Ibsen Martínez: Semana Santa en Caracas
La tiranía está decidida a perpetuarse a sangre y fuego, pero tiene ya sus días contados
En política, una semana es un tiempo muy largo”.
La frase, comúnmente atribuida al líder laborista y dos veces primer ministro británico Harold Wilson fue evocada oportunamente el pasado 7 de abril por Francisco Quico Toro, editor ejecutivo de Caracas Chronicles.

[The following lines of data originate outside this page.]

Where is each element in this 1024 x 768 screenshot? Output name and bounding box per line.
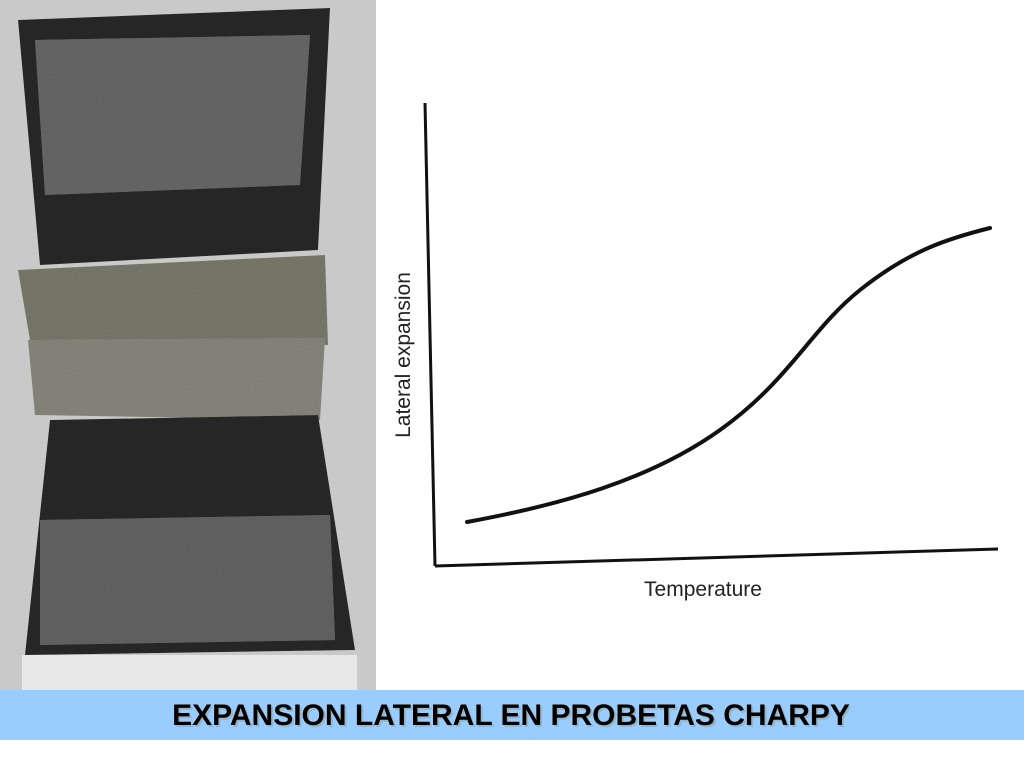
x-axis (434, 547, 999, 568)
schematic-chart: Lateral expansion Temperature (392, 102, 999, 601)
specimen-photo (0, 0, 376, 690)
title-shadow: EXPANSION LATERAL EN PROBETAS CHARPY (174, 701, 852, 734)
curve (465, 226, 992, 524)
x-axis-label: Temperature (644, 578, 762, 601)
slide-title: EXPANSION LATERAL EN PROBETAS CHARPY (172, 699, 850, 732)
title-banner (0, 690, 1024, 740)
y-axis (423, 102, 437, 567)
y-axis-label: Lateral expansion (392, 272, 415, 438)
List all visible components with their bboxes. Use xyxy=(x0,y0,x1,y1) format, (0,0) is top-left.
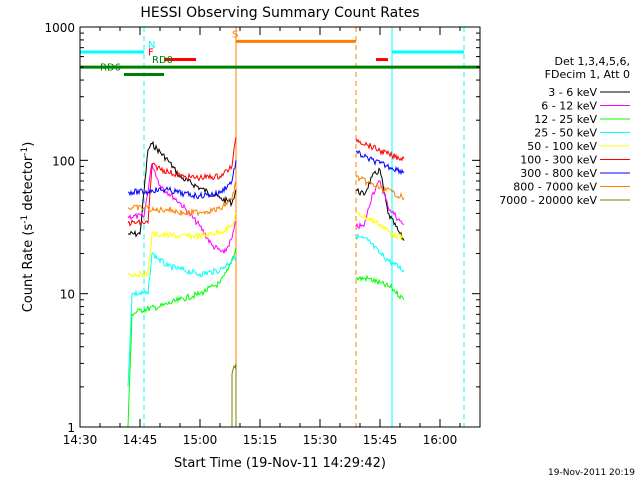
series-line xyxy=(355,138,405,162)
flag-label: F xyxy=(148,48,154,59)
x-tick-label: 15:30 xyxy=(303,433,338,447)
series-line xyxy=(355,149,405,176)
series-line xyxy=(127,180,237,217)
y-axis-label-end: ) xyxy=(21,142,36,147)
series-line xyxy=(127,247,237,428)
flag-label: S xyxy=(232,29,238,40)
series-line xyxy=(127,163,237,254)
plot-frame xyxy=(79,26,481,428)
series-line xyxy=(355,167,405,241)
chart-title: HESSI Observing Summary Count Rates xyxy=(140,5,419,21)
flag-label: RD0 xyxy=(152,55,173,66)
legend-label: 25 - 50 keV xyxy=(534,127,597,140)
x-tick-label: 15:15 xyxy=(243,433,278,447)
legend-title-1: Det 1,3,4,5,6, xyxy=(554,55,630,68)
x-tick-label: 16:00 xyxy=(423,433,458,447)
y-tick-label: 1 xyxy=(67,421,75,435)
legend-label: 7000 - 20000 keV xyxy=(499,194,597,207)
legend-label: 6 - 12 keV xyxy=(541,100,597,113)
legend-label: 50 - 100 keV xyxy=(527,140,597,153)
legend-label: 12 - 25 keV xyxy=(534,113,597,126)
y-axis-label-sup2: -1 xyxy=(20,147,30,156)
series-lines xyxy=(127,136,405,428)
series-line xyxy=(127,252,237,387)
x-tick-label: 14:45 xyxy=(123,433,158,447)
series-line xyxy=(127,160,237,200)
legend-label: 300 - 800 keV xyxy=(520,167,597,180)
x-axis-label: Start Time (19-Nov-11 14:29:42) xyxy=(174,456,386,471)
x-tick-label: 15:00 xyxy=(183,433,218,447)
x-tick-label: 14:30 xyxy=(63,433,98,447)
series-line xyxy=(127,136,237,227)
flag-label: N xyxy=(148,40,155,51)
y-axis-label-main: Count Rate (s xyxy=(21,224,36,313)
y-axis-label-mid: detector xyxy=(21,155,36,215)
legend-label: 800 - 7000 keV xyxy=(513,181,597,194)
x-tick-label: 15:45 xyxy=(363,433,398,447)
legend-label: 3 - 6 keV xyxy=(548,86,597,99)
y-axis-label-sup1: -1 xyxy=(20,215,30,224)
axes: 14:30 14:45 15:00 15:15 15:30 15:45 16:00 1 10 10… xyxy=(44,21,481,447)
legend: Det 1,3,4,5,6, FDecim 1, Att 0 3 - 6 keV… xyxy=(499,55,630,207)
flag-label: RD6 xyxy=(100,63,121,74)
legend-title-2: FDecim 1, Att 0 xyxy=(545,68,630,81)
timestamp: 19-Nov-2011 20:19 xyxy=(548,468,635,478)
y-tick-label: 1000 xyxy=(44,21,75,35)
series-line xyxy=(355,274,405,301)
y-tick-label: 10 xyxy=(60,288,75,302)
y-axis-label: Count Rate (s-1 detector-1) xyxy=(20,142,36,313)
series-line xyxy=(128,140,237,238)
vertical-markers xyxy=(79,27,465,427)
series-line xyxy=(355,211,405,240)
series-line xyxy=(231,363,237,427)
legend-label: 100 - 300 keV xyxy=(520,154,597,167)
series-line xyxy=(355,232,405,273)
y-tick-label: 100 xyxy=(52,154,75,168)
series-line xyxy=(355,179,405,230)
series-line xyxy=(127,213,237,279)
series-line xyxy=(355,175,405,201)
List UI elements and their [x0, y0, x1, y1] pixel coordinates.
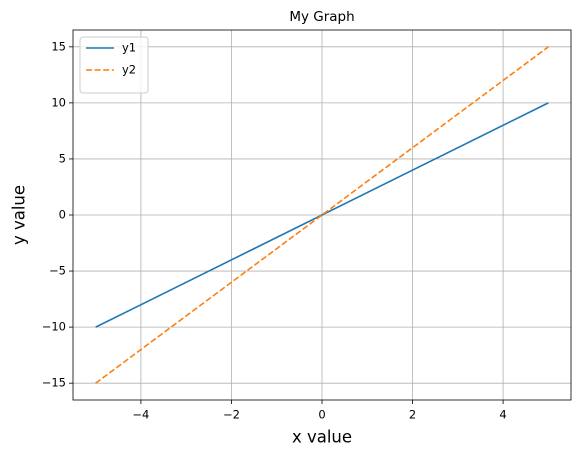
x-tick-label: 2 [409, 408, 416, 422]
x-tick-label: −2 [223, 408, 240, 422]
y-axis-label: y value [10, 185, 29, 245]
series-line [95, 102, 549, 328]
y-tick-label: −10 [42, 320, 66, 334]
legend-label: y1 [122, 41, 136, 55]
y-tick-label: 10 [51, 95, 66, 109]
y-tick-label: −15 [42, 376, 66, 390]
legend-box [79, 36, 149, 94]
y-tick-label: 5 [59, 151, 66, 165]
x-axis-label: x value [292, 428, 352, 447]
y-tick-label: 0 [59, 208, 66, 222]
x-tick-label: 4 [499, 408, 506, 422]
axes-frame [72, 29, 572, 401]
x-tick-label: −4 [132, 408, 149, 422]
x-tick-label: 0 [318, 408, 325, 422]
y-tick-label: 15 [51, 39, 66, 53]
legend-label: y2 [122, 63, 136, 77]
y-tick-label: −5 [49, 264, 66, 278]
series-line [95, 46, 549, 384]
chart-title: My Graph [289, 9, 354, 25]
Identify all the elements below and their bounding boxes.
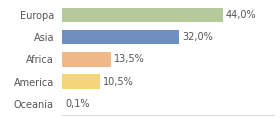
Bar <box>62 52 111 67</box>
Text: 32,0%: 32,0% <box>182 32 213 42</box>
Text: 0,1%: 0,1% <box>65 99 89 109</box>
Bar <box>62 8 223 22</box>
Text: 10,5%: 10,5% <box>103 77 134 87</box>
Bar <box>62 75 100 89</box>
Bar <box>62 30 179 44</box>
Text: 44,0%: 44,0% <box>226 10 256 20</box>
Text: 13,5%: 13,5% <box>114 54 145 64</box>
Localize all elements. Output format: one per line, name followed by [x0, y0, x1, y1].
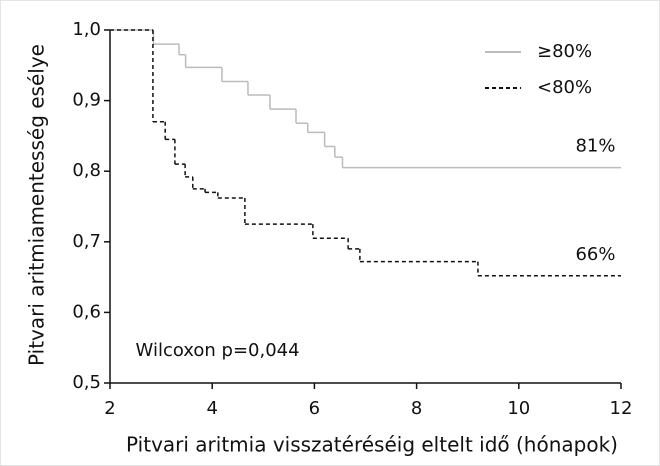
x-tick-label: 4	[206, 398, 217, 419]
x-tick-label: 6	[309, 398, 320, 419]
annotation: 81%	[575, 135, 615, 156]
x-tick-label: 10	[507, 398, 530, 419]
y-axis-label: Pitvari aritmiamentesség esélye	[25, 44, 49, 366]
y-tick-label: 1,0	[72, 19, 101, 40]
y-tick-label: 0,9	[72, 90, 101, 111]
y-tick-label: 0,7	[72, 231, 101, 252]
x-tick-label: 2	[104, 398, 115, 419]
x-tick-label: 12	[610, 398, 633, 419]
annotation: Wilcoxon p=0,044	[136, 340, 300, 361]
legend-label: <80%	[537, 77, 592, 98]
y-tick-label: 0,6	[72, 301, 101, 322]
y-tick-label: 0,5	[72, 372, 101, 393]
x-tick-label: 8	[411, 398, 422, 419]
y-tick-label: 0,8	[72, 160, 101, 181]
x-axis-label: Pitvari aritmia visszatéréséig eltelt id…	[126, 433, 618, 457]
legend-label: ≥80%	[537, 41, 592, 62]
annotation: 66%	[575, 244, 615, 265]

En efecto, la manera como en Venezuela se han despeñado graníticas moles de arbitrariedad y desprecio a la ley que parecían inconmovibles, otorga razón al líder inglés. Apenas semanas atrás, Nicolás Maduro podía ufanarse de haber capeado la ola de multitudinarias manifestaciones de protesta promovida por la Mesa de Unidad Democrática (MUD) en octubre pasado, encaminada a forzar la convocatoria a un referéndum revocatorio.
Pareció entonces que dos estrategias opositoras que en 2014 habían demostrado ser irreconciliables, confluían al fin en los últimos meses de 2016, así no fuese concertadamente entre ellas, para poner a Maduro contra la pared y obligarlo a él y al partido mayoritario de la proterva coalición de cacos y narcogenerales que lo apoya, a dejar el poder. El movimiento de pinzas que en un extremo tenía a multitudinarias manifestaciones callejeras, y en el otro, al para muchos exasperante forcejeo de la dirigencia democrática y constitucionalista con un Gobierno de forajidos, fracasó cuando la MUD pareció caer en una celada.
La añagaza con que Maduro logró detener la ofensiva civilista y democrática fue promover un “diálogo” apadrinado por el Vaticano y por trapisondistas internacionales de la talla de Ernesto Samper, José Luis Rodríguez Zapatero y un tercero, un político quisqueyano que ni sé cómo se llama. (Me pasa con el descafeinado expresidente de República Dominicana lo mismo que a Jerry Seinfeld cuando le toca nombrar a los tres tenores y dice: Domingo, Pavarotti y “el otro tipo”).
Pese a algunos comunicados aclaratorios de su escrupuloso papel mediador, nunca estuvo claro para la gran masa opositora venezolana de qué lado estaba el Vaticano.
Y aun sin presumir entreguista mala fe en la dirigencia demócrata, el efecto neto que tuvo el inconducente “diálogo” fue un recrudecer de los reflejos antipolíticos de los opositores de a pie.
Cundió entre la gente, no solo el desánimo, sino la indignación al ver cómo el cantinflérico y siempre mendaz Maduro hurtaba el cuerpo a las elecciones regionales que debieron realizarse en diciembre pasado y a las condiciones que puso la oposición para “dialogar”. Estas eran, entre otras, la libertad de todos los presos políticos, abrir un canal internacional de ayuda humanitaria y una fecha en 2016 para el referéndum. Al mismo tiempo, el Gobierno seguía encarcelando dirigentes de los partidos democráticos. La MUD cayó es un descrédito del que, llegó a temerse, no saldría nunca más. El año terminó sin que la promesa de “salir de Maduro ante de seis meses”, hecha en enero pasado por el entonces presidente de la Asamblea Nacional, se cumpliese.
Así estaba la pizarra de anotaciones del partido cuando, envalentonado y dispuesto a patear el tablero y propinarle el proverbial definitivo palo a la lámpara, Maduro obtuvo de su obsecuente Tribunal Supremo una sentencia que disolvía de facto la Asamblea y lo investía con todas las potestades de un dictador. De la noche a la mañana, la resuelta reacción de la MUD, la indoblegable protesta callejera en la que todos los dirigentes democráticos, sin excepción, se han jugado valientemente el pellejo cada día junto a los batalladores manifestantes, ha deparado a Maduro un volte-face de la Fortuna.
Esta Semana Santa ha comenzado su camino al Calvario. La tiranía chavista está decidida a perpetuarse a sangre y fuego y lo está demostrando, pero, irremediablemente para ella, tiene ya sus días contados.